The first case, called “Multi-view stereo” for image-based analysis, coding or rendering (IBR), is the straightforward approach followed in most narrow-baseline camera settings where a few cameras are used. This approach allows easy FVV navigation by interpolating views along the base line, but has limited use out of the close neighborhood of the acquisition viewpoints. In addition, image-based scenarios can render intractable computational costs when a growing number of input viewpoints is considered.

An alternative approach in richer multi-view scenarios is reconstructing the 3D shapes of elements in the scene. Techniques available include the fusion of depth maps in Multi-view stereo or the computation Visual Hulls by Shape from Silhouette, Photo Hulls by Space Carving and Scene Flows by 3D motion estimation. Most of these techniques usually require the separation of foreground and background elements in the scene. 3D reconstruction methods provide a representation with a 3D support that can be used to explain in a single, compact structure, the multi-view cues from the input images with an arbitrary level of detail. Whereas in image-based multi-view analysis scene features are obtained directly from the pixels of images and applying epipolar constraints between features detected in different views, the final goal of 3D analysis must be to obtain representative features of a scene directly from 3D data.

A significant challenge for the future of 3DTV can be set as the adoption of the techniques currently researched in the field of 3D reconstruction to get a compact 3D representation of the scene which can really free the viewpoint of the user for enhanced 3D navigation. The target in this workpackage is the research of efficient geometry-based representations for the data captured in multicamera setups.

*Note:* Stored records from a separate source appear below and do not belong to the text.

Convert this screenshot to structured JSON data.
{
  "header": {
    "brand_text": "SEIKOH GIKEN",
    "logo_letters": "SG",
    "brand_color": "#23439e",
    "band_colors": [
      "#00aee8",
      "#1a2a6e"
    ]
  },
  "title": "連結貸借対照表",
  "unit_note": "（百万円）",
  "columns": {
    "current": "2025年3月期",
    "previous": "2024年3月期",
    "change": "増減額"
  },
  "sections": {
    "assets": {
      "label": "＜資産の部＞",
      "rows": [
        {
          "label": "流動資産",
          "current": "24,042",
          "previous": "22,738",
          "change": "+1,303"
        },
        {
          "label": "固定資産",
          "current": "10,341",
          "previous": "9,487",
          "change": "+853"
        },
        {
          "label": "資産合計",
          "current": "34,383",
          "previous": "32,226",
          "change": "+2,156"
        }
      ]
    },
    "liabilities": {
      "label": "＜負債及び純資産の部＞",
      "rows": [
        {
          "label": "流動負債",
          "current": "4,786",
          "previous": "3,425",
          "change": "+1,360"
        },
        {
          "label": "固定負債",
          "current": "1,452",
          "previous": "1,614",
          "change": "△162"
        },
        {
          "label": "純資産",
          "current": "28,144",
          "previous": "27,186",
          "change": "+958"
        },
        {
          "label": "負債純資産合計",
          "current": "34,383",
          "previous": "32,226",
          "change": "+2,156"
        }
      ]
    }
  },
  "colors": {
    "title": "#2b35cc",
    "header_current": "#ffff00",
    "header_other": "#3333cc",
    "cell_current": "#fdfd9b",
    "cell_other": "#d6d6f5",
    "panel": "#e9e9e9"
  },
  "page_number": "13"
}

The recently introduced (October 2010) and current widespread availability of consumer depth sensors such as MS Kinect (TM), has fostered a significant interest thanks to their ability to capture 3D data low-cost. Applications in Robotics, 3D reconstruction, object recognition, pose and gesture analyis and for some initial applications in AV production. The combination of data acquired with multiple visual and depth sensor offers significant potential for all these applications.